Time-resolved contrast-enhanced magnetic resonance angiography (MRA) is commonly used to noninvasively characterize vascular malformations. However, the spatial and temporal resolution of current methods often compromises the clinical value of the examinations. Constrained reconstruction is a temporal spatial correlation strategy that exploits the relative sparsity of vessels in space to dramatically reduce the amount of data required to generate fast high-resolution time-resolved contrast-enhanced MRA studies. In this report, we use a novel temporal spatial acceleration method termed HYPRFlow to diagnose and classify dural arteriovenous fistulas (DAVFs). Our hypothesis is that HYPRFlow images are of adequate diagnostic image quality to delineate the arterial and venous components of DAVFs and allow correct classification using the Cognard system.
Subjects and Methods
Eight patients with known DAVFs underwent HYPRFlow imaging with isotropic resolution of 0.68 mm and temporal resolution of 0.75 second and 3-dimensional time-of-flight (3DTOF) MRA. The 3DTOF images and HYPRFlow images were evaluated by 2 readers and scored for arterial anatomic image quality. Digital subtraction angiography (DSA) was available for comparison in 7 subjects, and for these patients, each DAVF was classified according to the Cognard system using HYPRFlow and DSA examinations. Digital subtraction angiography was considered the reference examination or criterion standard.
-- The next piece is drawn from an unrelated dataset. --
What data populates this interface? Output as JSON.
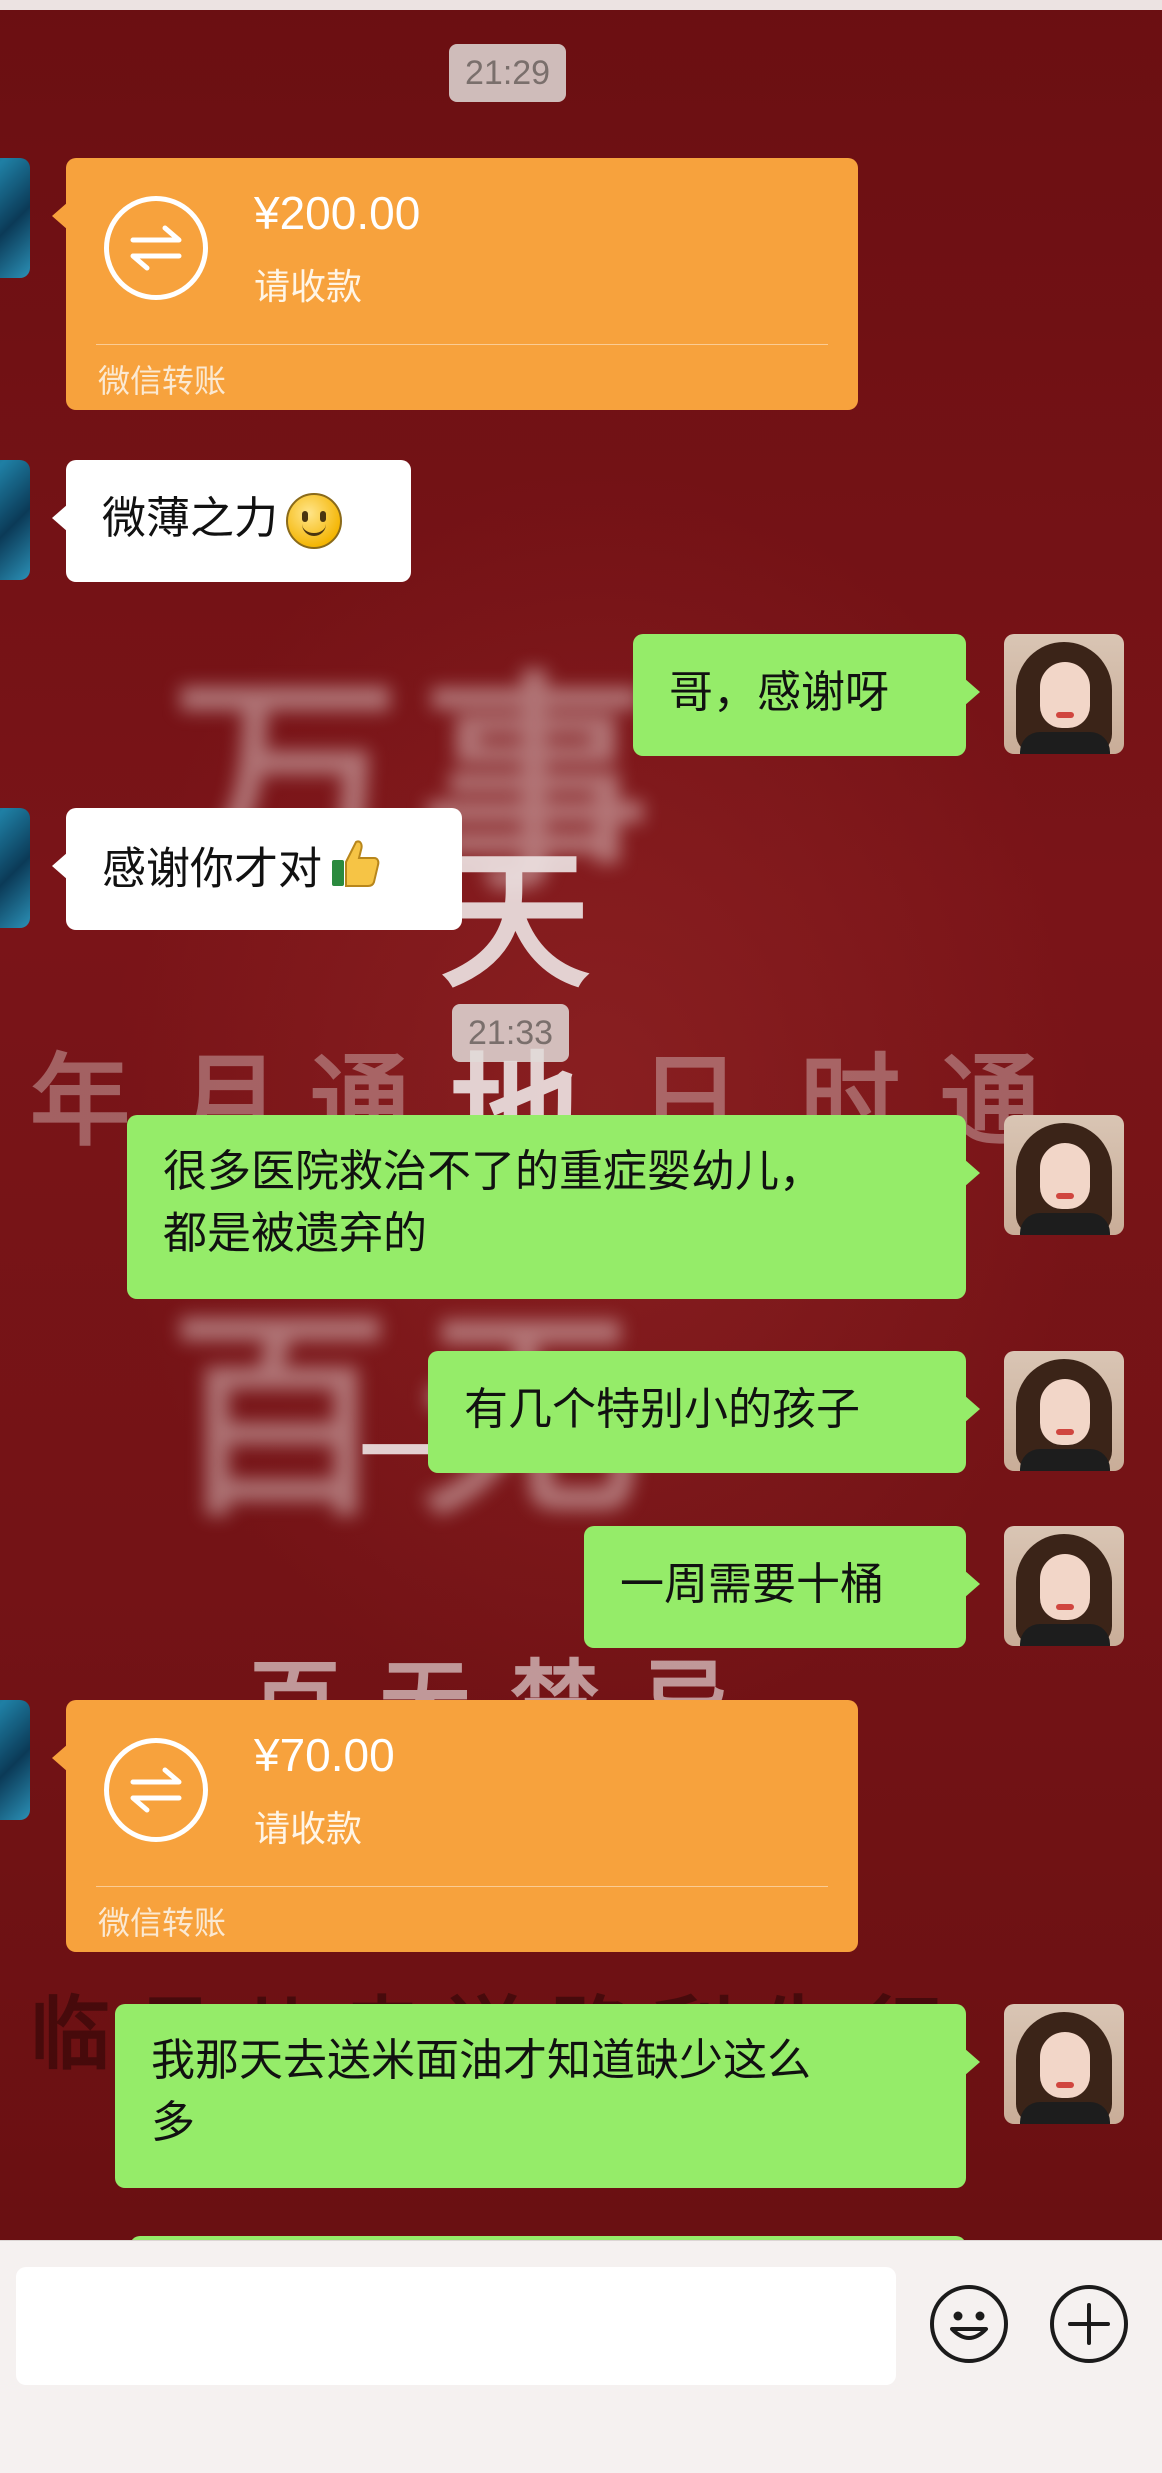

HYPRFlow imaging classification was concordant with DSA in all but 1 case. There was no difference in the arterial image quality scores between HYPRFlow and 3DTOF MRA (95% confidence interval). Arterial-to-venous separation was rated excellent (n = 3), good (n = 4), or poor (n = 1), and arteriovenous shunting was easily appreciated. Undersampling artifacts were reduced by using a low pass filter and did not interfere with the diagnostic quality of the examinations.
HYPRFlow is a novel acquisition and reconstruction technique that exploits the relative sparsity of intracranial vessels in space to increase temporal and spatial resolution and provides accurate delineation of DAVF vasculature.